(JUST BEING ME series)
Little, Brown & Co., Fall 2005
Illustrated by Nicole Hollander
I LOVE MESSES! began with one idea. One day, when I was visiting a friend, her child began to draw circles in her yoghurt with her thumbs. Then she tipped the rest of the yoghurt on the floor, jumped in it, danced and sang, “I LOVE MESSES!” “That’s a book!” I said to the child’s mother as we all cleaned up the mess. I started writing that night. This story started out a mess of ideas. But after many months of writing, it was finally a book!
“”I LOVE MESSES!” and “I’M ALL DRESSED!” (Little, Brown, each $7.99) from the JUST BEING ME series are great for both children and parents to see how compromise really can make everyone happier. The books by Robie H. Harris, colorfully illustrated by “Sylvia” cartoonist Nicole Hollander, focus on the struggles parents have with their children not wanting to conform to expectations. In the end, kids get their way some of the time and parents learn that sometimes the right way isn’t the only right way: It’s OK to wear your sweatshirt on your legs and your mittens on your feet as long as you’re warm and happy, for example.”

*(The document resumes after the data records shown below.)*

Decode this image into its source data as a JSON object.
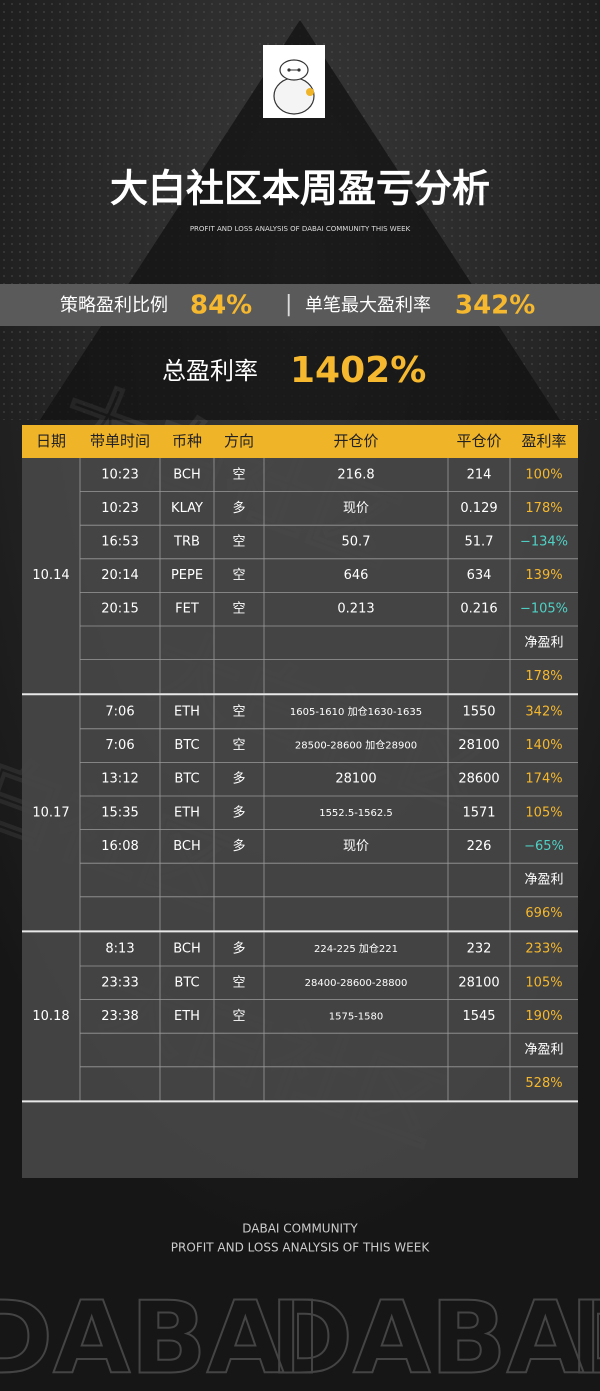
{
  "header": {
    "title": "大白社区本周盈亏分析",
    "subtitle": "PROFIT AND LOSS ANALYSIS OF DABAI COMMUNITY THIS WEEK"
  },
  "stats": {
    "ratio_label": "策略盈利比例",
    "ratio_value": "84%",
    "separator": "|",
    "max_label": "单笔最大盈利率",
    "max_value": "342%",
    "total_label": "总盈利率",
    "total_value": "1402%"
  },
  "table": {
    "header": [
      "日期",
      "带单时间",
      "币种",
      "方向",
      "开仓价",
      "平仓价",
      "盈利率"
    ],
    "groups": [
      {
        "date": "10.14",
        "rows": [
          [
            "10:23",
            "BCH",
            "空",
            "216.8",
            "214",
            "100%"
          ],
          [
            "10:23",
            "KLAY",
            "多",
            "现价",
            "0.129",
            "178%"
          ],
          [
            "16:53",
            "TRB",
            "空",
            "50.7",
            "51.7",
            "−134%"
          ],
          [
            "20:14",
            "PEPE",
            "空",
            "646",
            "634",
            "139%"
          ],
          [
            "20:15",
            "FET",
            "空",
            "0.213",
            "0.216",
            "−105%"
          ]
        ],
        "net_label": "净盈利",
        "net_value": "178%"
      },
      {
        "date": "10.17",
        "rows": [
          [
            "7:06",
            "ETH",
            "空",
            "1605-1610 加仓1630-1635",
            "1550",
            "342%"
          ],
          [
            "7:06",
            "BTC",
            "空",
            "28500-28600 加仓28900",
            "28100",
            "140%"
          ],
          [
            "13:12",
            "BTC",
            "多",
            "28100",
            "28600",
            "174%"
          ],
          [
            "15:35",
            "ETH",
            "多",
            "1552.5-1562.5",
            "1571",
            "105%"
          ],
          [
            "16:08",
            "BCH",
            "多",
            "现价",
            "226",
            "−65%"
          ]
        ],
        "net_label": "净盈利",
        "net_value": "696%"
      },
      {
        "date": "10.18",
        "rows": [
          [
            "8:13",
            "BCH",
            "多",
            "224-225 加仓221",
            "232",
            "233%"
          ],
          [
            "23:33",
            "BTC",
            "空",
            "28400-28600-28800",
            "28100",
            "105%"
          ],
          [
            "23:38",
            "ETH",
            "空",
            "1575-1580",
            "1545",
            "190%"
          ]
        ],
        "net_label": "净盈利",
        "net_value": "528%"
      }
    ]
  },
  "watermark": "大白社区",
  "footer": {
    "line1": "DABAI COMMUNITY",
    "line2": "PROFIT AND LOSS ANALYSIS OF THIS WEEK",
    "big": "DABAI"
  }
}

-Detroit News and Free Press, January 22, 2006
“The small, brightly illustrated books in the JUST BEING ME series, by the author of the classic IT’S PERFECTLY NORMAL (1994) and the GROWING UP STORIES series on child development, portray behavioral flashpoints from a child’s first-person perspective. A note addressed to parents explains how each fictional scenario reflects an important developmental stage and discusses how parents might balance “enjoyment of their child’s individuality… with the necessities of daily life.” The girl in I LOVE MESSES! exercises her creativity by making food into a “cold, wet, slippery, mushy, mess,” then helps her exasperated but understanding father clean up. In I’M ALL DRESSED! a boy of color strips off his winter wardrobe and reapplies it by himself, resulting in a topsy-turvy outfit that he proudly wears outside (with his flexible parents’ permission). Although some adults may fear the willful, experimental acts depicted will be understood by children as carte blanche to act out, many others will appreciate the clear voice of reason ringing through the stories’ humor and chaos — while children will simply exult in the silly fun modeled on the pages.”